Juiced Performance

Sometimes one need only look at the circumstances to determine the results are juiced.  Barry Bonds, Lance Armstrong and this guy.  Hopefully you’ve not been dieting on bull testicles and dried animal organs for the past couple of years striving to live your best “primal” life, only to be disappointed in the results.  I’m no body builder, but at a glance, and absent any knowledge of this man’s history and supposed development of his physique, I’d instantly conclude one thing:  juice. 
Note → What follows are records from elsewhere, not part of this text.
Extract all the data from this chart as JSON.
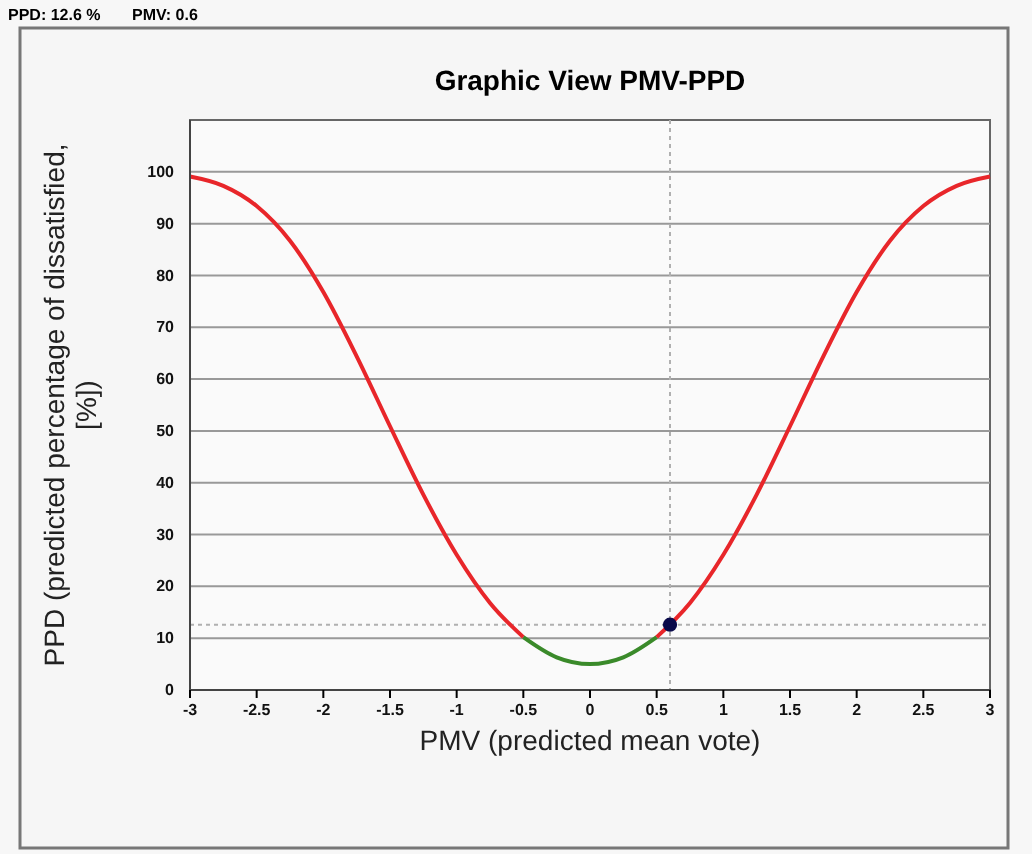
{
  "chart_data": {
    "type": "line",
    "title": "Graphic View PMV-PPD",
    "xlabel": "PMV (predicted mean vote)",
    "ylabel": "PPD (predicted percentage of dissatisfied, [%])",
    "annotations": [
      "PPD: 12.6 %",
      "PMV: 0.6"
    ],
    "xlim": [
      -3,
      3
    ],
    "xticks": [
      -3,
      -2.5,
      -2,
      -1.5,
      -1,
      -0.5,
      0,
      0.5,
      1,
      1.5,
      2,
      2.5,
      3
    ],
    "ylim": [
      0,
      110
    ],
    "yticks": [
      0,
      10,
      20,
      30,
      40,
      50,
      60,
      70,
      80,
      90,
      100
    ],
    "grid": "y",
    "series": [
      {
        "color": "#e8262a",
        "x": [
          -3,
          -2.75,
          -2.5,
          -2.25,
          -2,
          -1.75,
          -1.5,
          -1.25,
          -1,
          -0.75,
          -0.5
        ],
        "values": [
          99.1,
          97.3,
          93.4,
          86.7,
          76.8,
          64.4,
          50.9,
          37.7,
          26.1,
          16.8,
          10.2
        ]
      },
      {
        "color": "#3a8a2a",
        "x": [
          -0.5,
          -0.25,
          0,
          0.25,
          0.5
        ],
        "values": [
          10.2,
          6.3,
          5,
          6.3,
          10.2
        ]
      },
      {
        "color": "#e8262a",
        "x": [
          0.5,
          0.75,
          1,
          1.25,
          1.5,
          1.75,
          2,
          2.25,
          2.5,
          2.75,
          3
        ],
        "values": [
          10.2,
          16.8,
          26.1,
          37.7,
          50.9,
          64.4,
          76.8,
          86.7,
          93.4,
          97.3,
          99.1
        ]
      },
      {
        "type": "scatter",
        "color": "#0a0a4a",
        "x": [
          0.6
        ],
        "values": [
          12.6
        ],
        "marker": "circle"
      }
    ],
    "ref_lines": [
      {
        "axis": "x",
        "value": 0.6,
        "color": "#b0b0b0",
        "line_style": "dotted"
      },
      {
        "axis": "y",
        "value": 12.6,
        "color": "#b0b0b0",
        "line_style": "dotted"
      }
    ]
  }
}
It turns out juicing is everywhere, even in commercial real estate.  You see, results are not always what they seem.  There’s a common practice, for example, of “buying up” net operating income (“NOI”) by structuring a transaction to have a higher rental rate by giving more concessions (free rent and tenant improvement allowance).  Why do this?  Well, because it can pay off in the form of increased capitalized asset value on a sale since NOI is a big determinant of asset value (e.g., higher NOI, higher value).  You could have two buildings, comparable in every way, both for sale at the same time but having a significant difference in capitalized “value” because one of the owners structured the leases with higher face rates and more concessions and the other achieved lower rents but funded less in concessions.  From the occupier’s perspective, where most companies are looking at total occupancy cost, which includes rent and capital spending and considering most companies will use GAAP accounting to straight line the rent expense, the impact of a lease with an artificially high rent but more concessions is a relative wash to one in which the rate and concessions are at market.  But this juicing of the results does have longer range negative impacts.  Firstly, it results in a higher valuation at sale, translating to a greater tax increase, which in the context of San Francisco office leases is most always passed on directly to the occupier, resulting in higher rent.  Secondly, articially inflated rents have the effect of raising the overall base value of the market, making it more expensive.
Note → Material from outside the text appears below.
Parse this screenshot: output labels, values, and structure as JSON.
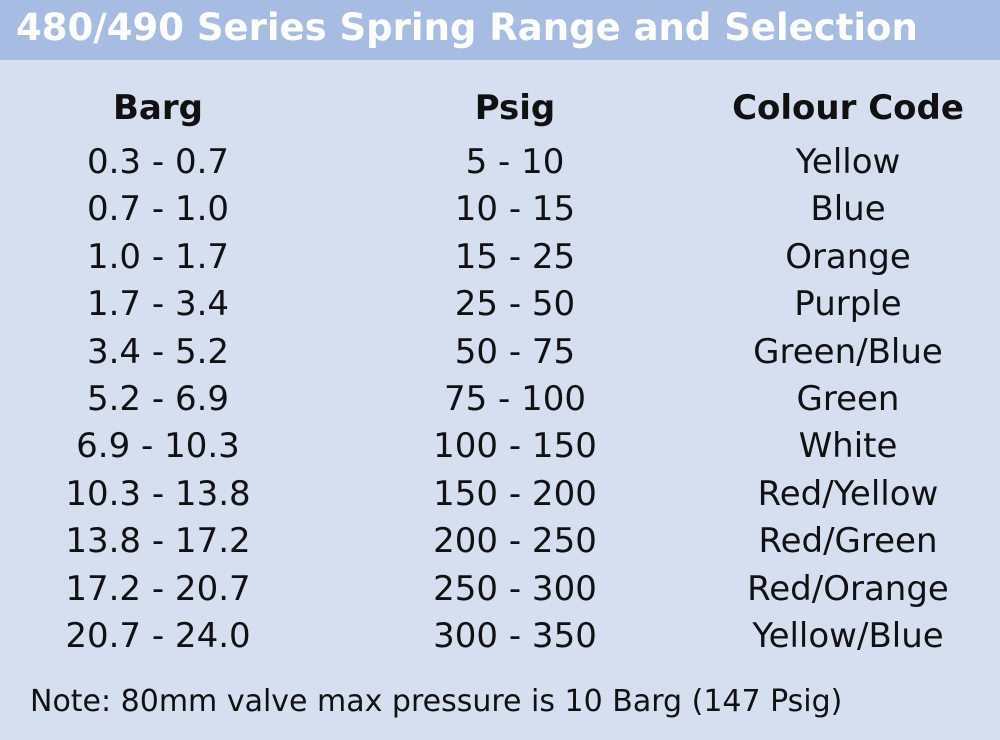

Of course, a lease is a complex financial transaction which has many variables, including term, rate, landlord funded concessions (free rent and tenant improvements).  The market is whatever the counter parties make it.  But make no mistake, financial engineering, or “juicing” is everywhere.  Given the significantly changed outlook for global office, investors will be less agreeable to paying premiums for juiced performance.  How will they know?  It’s in the leases; which, like a sample of the Liver King’s bloodwork, will clearly show the juice.